Entscheidet man sich, im Medizinrecht tätig zu werden, sollte man – wie bereits oben erwähnt – dazu bereit sein, über den Tellerrand der juristischen Arbeit hinauszusehen. Arbeitet man beispielsweise als Anwalt oder Anwältin im Medizinrecht, wird man sich nicht selten durch Patientenakten oder medizinische Studien wühlen müssen. Es ist selbstverständlich kein zusätzliches Medizinstudium notwendig, dennoch sollte man sich als Medizinrechtler oder Medizinrechtlerin mit einigen Fachtermini auseinandersetzen sowie ein gewisses Interesse an der Medizin mitbringen.
Schwerpunktsetzung bereits in der Ausbildung möglich?

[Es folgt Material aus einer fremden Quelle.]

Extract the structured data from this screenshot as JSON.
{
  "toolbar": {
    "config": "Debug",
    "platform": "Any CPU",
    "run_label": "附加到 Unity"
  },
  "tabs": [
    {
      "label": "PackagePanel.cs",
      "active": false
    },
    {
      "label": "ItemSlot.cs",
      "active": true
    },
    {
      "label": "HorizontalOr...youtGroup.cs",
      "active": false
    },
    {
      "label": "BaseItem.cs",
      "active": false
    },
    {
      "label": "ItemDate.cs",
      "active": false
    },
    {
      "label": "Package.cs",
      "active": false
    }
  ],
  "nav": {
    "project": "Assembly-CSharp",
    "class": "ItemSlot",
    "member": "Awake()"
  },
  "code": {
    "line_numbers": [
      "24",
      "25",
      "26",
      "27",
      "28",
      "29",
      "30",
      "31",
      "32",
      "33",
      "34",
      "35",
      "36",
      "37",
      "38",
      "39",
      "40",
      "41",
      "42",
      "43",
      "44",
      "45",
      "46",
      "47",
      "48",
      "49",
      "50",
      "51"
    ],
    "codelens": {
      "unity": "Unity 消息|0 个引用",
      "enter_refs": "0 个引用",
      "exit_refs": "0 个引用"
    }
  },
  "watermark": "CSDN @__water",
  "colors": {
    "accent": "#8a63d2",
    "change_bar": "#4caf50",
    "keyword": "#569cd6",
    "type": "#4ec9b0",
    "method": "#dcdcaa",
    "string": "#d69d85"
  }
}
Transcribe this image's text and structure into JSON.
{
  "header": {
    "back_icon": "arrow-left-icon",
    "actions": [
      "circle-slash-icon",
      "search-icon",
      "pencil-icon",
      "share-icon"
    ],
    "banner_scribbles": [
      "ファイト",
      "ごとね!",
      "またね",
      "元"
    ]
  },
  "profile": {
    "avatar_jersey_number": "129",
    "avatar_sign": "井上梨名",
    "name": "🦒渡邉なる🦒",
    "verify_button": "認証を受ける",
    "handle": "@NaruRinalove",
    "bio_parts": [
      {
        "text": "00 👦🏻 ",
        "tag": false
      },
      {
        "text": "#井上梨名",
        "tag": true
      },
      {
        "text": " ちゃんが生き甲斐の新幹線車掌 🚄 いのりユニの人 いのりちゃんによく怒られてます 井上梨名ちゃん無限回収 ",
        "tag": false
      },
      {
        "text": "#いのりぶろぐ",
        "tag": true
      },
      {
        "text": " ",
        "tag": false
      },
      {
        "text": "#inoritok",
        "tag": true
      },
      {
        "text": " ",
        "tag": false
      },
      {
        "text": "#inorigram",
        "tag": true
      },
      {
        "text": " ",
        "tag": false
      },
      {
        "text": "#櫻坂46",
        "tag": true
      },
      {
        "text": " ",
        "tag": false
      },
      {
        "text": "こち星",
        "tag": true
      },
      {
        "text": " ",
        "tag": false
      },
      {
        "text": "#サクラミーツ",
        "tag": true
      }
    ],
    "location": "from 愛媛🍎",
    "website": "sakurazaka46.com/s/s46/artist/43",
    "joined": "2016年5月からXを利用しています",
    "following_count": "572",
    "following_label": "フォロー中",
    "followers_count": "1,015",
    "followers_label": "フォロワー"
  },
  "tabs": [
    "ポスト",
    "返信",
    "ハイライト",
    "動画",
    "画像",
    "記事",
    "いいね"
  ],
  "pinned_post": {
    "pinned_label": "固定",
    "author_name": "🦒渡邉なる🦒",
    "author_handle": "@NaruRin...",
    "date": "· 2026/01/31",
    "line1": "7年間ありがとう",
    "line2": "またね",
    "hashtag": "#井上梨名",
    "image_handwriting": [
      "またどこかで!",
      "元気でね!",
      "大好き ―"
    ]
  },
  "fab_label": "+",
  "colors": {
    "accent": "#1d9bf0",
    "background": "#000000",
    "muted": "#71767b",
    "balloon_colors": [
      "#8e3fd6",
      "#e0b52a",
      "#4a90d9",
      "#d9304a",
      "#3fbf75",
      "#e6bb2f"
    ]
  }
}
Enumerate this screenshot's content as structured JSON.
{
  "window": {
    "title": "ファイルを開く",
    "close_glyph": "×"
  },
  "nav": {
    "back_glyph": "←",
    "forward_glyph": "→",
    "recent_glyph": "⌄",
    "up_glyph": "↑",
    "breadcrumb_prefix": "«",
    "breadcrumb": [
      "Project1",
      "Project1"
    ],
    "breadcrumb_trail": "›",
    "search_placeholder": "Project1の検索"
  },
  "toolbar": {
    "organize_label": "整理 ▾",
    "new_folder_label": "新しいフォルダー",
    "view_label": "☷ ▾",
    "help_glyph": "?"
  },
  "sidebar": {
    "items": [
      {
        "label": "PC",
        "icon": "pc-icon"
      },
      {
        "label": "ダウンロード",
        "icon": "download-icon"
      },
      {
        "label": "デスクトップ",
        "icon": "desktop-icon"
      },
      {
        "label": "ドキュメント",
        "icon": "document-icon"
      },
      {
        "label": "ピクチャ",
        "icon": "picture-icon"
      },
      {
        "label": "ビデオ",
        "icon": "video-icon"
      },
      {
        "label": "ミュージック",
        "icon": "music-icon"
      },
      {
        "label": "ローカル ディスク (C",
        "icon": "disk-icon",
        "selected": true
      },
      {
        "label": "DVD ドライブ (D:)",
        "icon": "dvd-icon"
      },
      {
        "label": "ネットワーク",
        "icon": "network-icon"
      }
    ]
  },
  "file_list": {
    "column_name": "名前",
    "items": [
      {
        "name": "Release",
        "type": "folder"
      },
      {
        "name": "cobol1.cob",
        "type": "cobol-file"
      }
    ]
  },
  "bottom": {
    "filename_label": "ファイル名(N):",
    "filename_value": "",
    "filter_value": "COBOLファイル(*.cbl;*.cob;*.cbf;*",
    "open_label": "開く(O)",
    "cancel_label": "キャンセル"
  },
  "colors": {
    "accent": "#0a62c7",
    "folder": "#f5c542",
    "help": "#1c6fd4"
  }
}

Eine Schwerpunktsetzung ist an einigen Universitäten bereits während der Ausbildung möglich. Ich persönlich habe während meines Studiums an der Universität Bayreuth durch den Schwerpunkt im Wirtschafts-, Medizin-, und Steuerstrafrecht erste Berührungspunkte mit dem Medizinrecht machen können. In meiner Abschlussarbeit konnte ich mich anschließend tiefergehend mit dem Thema Off-Label-Use[1] beschäftigen. Aber auch an Universitäten, an denen entsprechende Schwerpunktbereiche nicht vorgesehen sind, gibt es viele Möglichkeiten. Während meines Studiums an der Fernuniversität Hagen verfasste ich meine Bachelorarbeit zwar primär im Arbeitsrecht, beschäftigte mich jedoch hier mit der Umsetzung des Arbeitszeitgesetzes in Kliniken, blieb also auch hier dem Medizinrecht zumindest in gewisser Weise treu. Absolviert man nach dem Ersten Staatsexamen das Referendariat, so ist es insbesondere in der Wahlstation möglich, sich einen entsprechenden Ausbildungsplatz zu suchen. In der Anwaltsstation kann man sich gezielt bei Anwaltskanzleien für Medizinrecht bewerben.
Fazit: Frühe Schwerpunktsetzung kann sich lohnen!
Zukünftige Medizinrechtler und Medizinrechtlerinnen sollten in jedem Fall die Bereitschaft mitbringen, über den Tellerand zu schauen und ein Stück weit interdisziplinär zu arbeiten. Eine frühe Schwerpunktsetzung kann sicher lohnenswert sein, ist jedoch nicht unbedingt notwendig. Die eine kennt ihre Stärken und Interessen bereits in den ersten Semestern, der andere erkennt erst im Laufe des Berufslebens, was ihm tatsächlich liegt.